We Sang in Hushed Voices
The small acts of courage were what made it possible to survive. One evening, for example, we were made to stand for hours and hours in the Appellplatz for roll call. When we were finally released, some of the women who needed to go to the bathroom went straight to the barracks to relieve themselves in the latrines. When they got there, however, the doors were locked. A few of the poor women were truly in agony after holding it in for so long. Not being allowed to empty their bladders was torturous. This was the last straw for some of us, and we began to shout in resistance, “Let us pee!” over and over again. “Don’t let them suffer!” I called out. “Don’t torture people so much!” One of the female SS guards heard us yelling and came to the barracks.
The guard must have recognized my voice because she came directly over to me, as if I were to blame for the rebellion. The other women were sure that I would be killed. Then, something unexpected happened. A friend of mine from Mukačevo, a woman named Hilda, came to my aid. I had known her before the war, and she was normally very quiet and reserved. Yet, she rallied everyone together and encouraged them all to shout. All seven or eight hundred women in the area began shouting so loudly and with such intensity that the female SS guard grew afraid and left.
There was another way that we could resist – with hope. As we sat on the hard wooden bunks in our barracks, with only our thin, torn dresses to cover us, we still hoped that we would survive. Some of us even tried to learn new languages. By that time, I had already learned some English and spoke it quite well. I also still remembered Hebrew from high school and taught Hebrew words to my friends. It was a time of emptiness, pain and desperation, a time when it was impossible to imagine a way out. There was no way out. But I often thought about miracles.

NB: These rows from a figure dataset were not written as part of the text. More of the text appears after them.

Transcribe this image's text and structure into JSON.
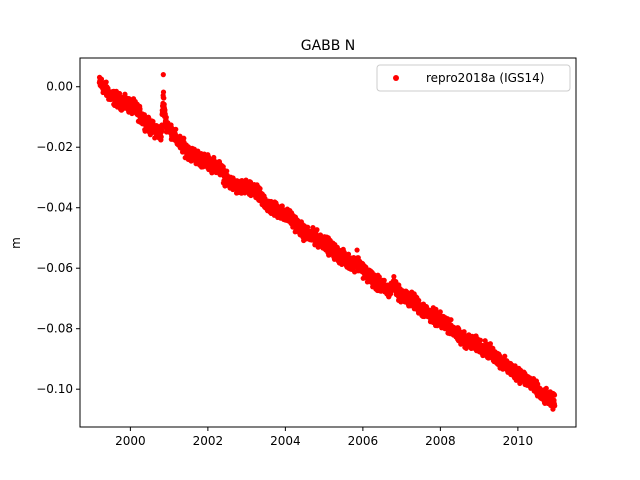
{
  "chart_data": {
    "type": "scatter",
    "title": "GABB N",
    "xlabel": "",
    "ylabel": "m",
    "xlim": [
      1998.7,
      2011.5
    ],
    "ylim": [
      -0.1125,
      0.0095
    ],
    "x_ticks": [
      2000,
      2002,
      2004,
      2006,
      2008,
      2010
    ],
    "x_tick_labels": [
      "2000",
      "2002",
      "2004",
      "2006",
      "2008",
      "2010"
    ],
    "y_ticks": [
      0.0,
      -0.02,
      -0.04,
      -0.06,
      -0.08,
      -0.1
    ],
    "y_tick_labels": [
      "0.00",
      "−0.02",
      "−0.04",
      "−0.06",
      "−0.08",
      "−0.10"
    ],
    "grid": false,
    "legend_position": "upper right",
    "series": [
      {
        "name": "repro2018a (IGS14)",
        "color": "#ff0000",
        "marker": "circle",
        "trend": {
          "start_year": 1999.2,
          "end_year": 2010.95,
          "start_value": -0.0005,
          "end_value": -0.1045,
          "scatter_amplitude": 0.0018
        },
        "points": [
          [
            1999.25,
            0.002
          ],
          [
            1999.5,
            -0.003
          ],
          [
            1999.8,
            -0.005
          ],
          [
            2000.1,
            -0.006
          ],
          [
            2000.3,
            -0.01
          ],
          [
            2000.5,
            -0.014
          ],
          [
            2000.8,
            -0.016
          ],
          [
            2000.85,
            0.004
          ],
          [
            2000.9,
            -0.009
          ],
          [
            2001.2,
            -0.017
          ],
          [
            2001.5,
            -0.022
          ],
          [
            2001.8,
            -0.024
          ],
          [
            2002.0,
            -0.025
          ],
          [
            2002.3,
            -0.026
          ],
          [
            2002.5,
            -0.032
          ],
          [
            2002.8,
            -0.034
          ],
          [
            2003.0,
            -0.033
          ],
          [
            2003.3,
            -0.035
          ],
          [
            2003.6,
            -0.04
          ],
          [
            2003.9,
            -0.041
          ],
          [
            2004.2,
            -0.044
          ],
          [
            2004.5,
            -0.049
          ],
          [
            2004.8,
            -0.05
          ],
          [
            2005.0,
            -0.051
          ],
          [
            2005.3,
            -0.055
          ],
          [
            2005.6,
            -0.058
          ],
          [
            2005.9,
            -0.058
          ],
          [
            2006.1,
            -0.062
          ],
          [
            2006.4,
            -0.066
          ],
          [
            2006.7,
            -0.068
          ],
          [
            2006.8,
            -0.064
          ],
          [
            2007.0,
            -0.069
          ],
          [
            2007.3,
            -0.07
          ],
          [
            2007.6,
            -0.074
          ],
          [
            2007.9,
            -0.076
          ],
          [
            2008.2,
            -0.078
          ],
          [
            2008.5,
            -0.083
          ],
          [
            2008.8,
            -0.084
          ],
          [
            2009.1,
            -0.085
          ],
          [
            2009.4,
            -0.088
          ],
          [
            2009.7,
            -0.092
          ],
          [
            2010.0,
            -0.094
          ],
          [
            2010.3,
            -0.097
          ],
          [
            2010.6,
            -0.102
          ],
          [
            2010.9,
            -0.104
          ]
        ]
      }
    ]
  }
}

An extremely important part of our resistance was singing. Although it seems paradoxical to talk about music and Birkenau in the same breath, singing was a key part of our existence. When our work was done and the guards weren’t present, we could find safe moments to sing Hebrew songs. We had to be careful never to sing in front of the SS because they would have beaten us to death. I couldn’t sing well, but it didn’t matter. None of us were really singers. I would teach my friends the words to songs I had learned in school and the women with good voices would figure out the tune. Together we combined words and voices, our voices hushed so that no one would hear us. It gave us encouragement and lifted our spirits; in those moments, we didn’t speak about death and killing.
These were not the only music events in the camp. There were also concerts organized by the SS – although these were hardly happy occasions for the Jewish prisoners. I recall one concert that was spontaneously arranged under orders from the camp administration. We were called out to the Appellplatz and commanded to sit on the ground. What we saw in front of us was a group of men in their filthy, striped prison uniforms, emaciated from hunger, each one holding a violin, a cello or a wind instrument. They were told to take their places on a platform and began to play – and, oh, how beautifully they played. Starving and ill, the musicians played waltzes by Johann Strauss II while the SS guards danced to the music.
I began to cry. I cried inconsolably because those musicians were playing music that had been created to make the world a more harmonious and beautiful place. Yet, these men, imprisoned and starving, were forced to play through suffering and humiliation. Strauss’s waltzes and operettas, which brought joy to listeners for a hundred years, had nothing in common with Hitler and his ideology.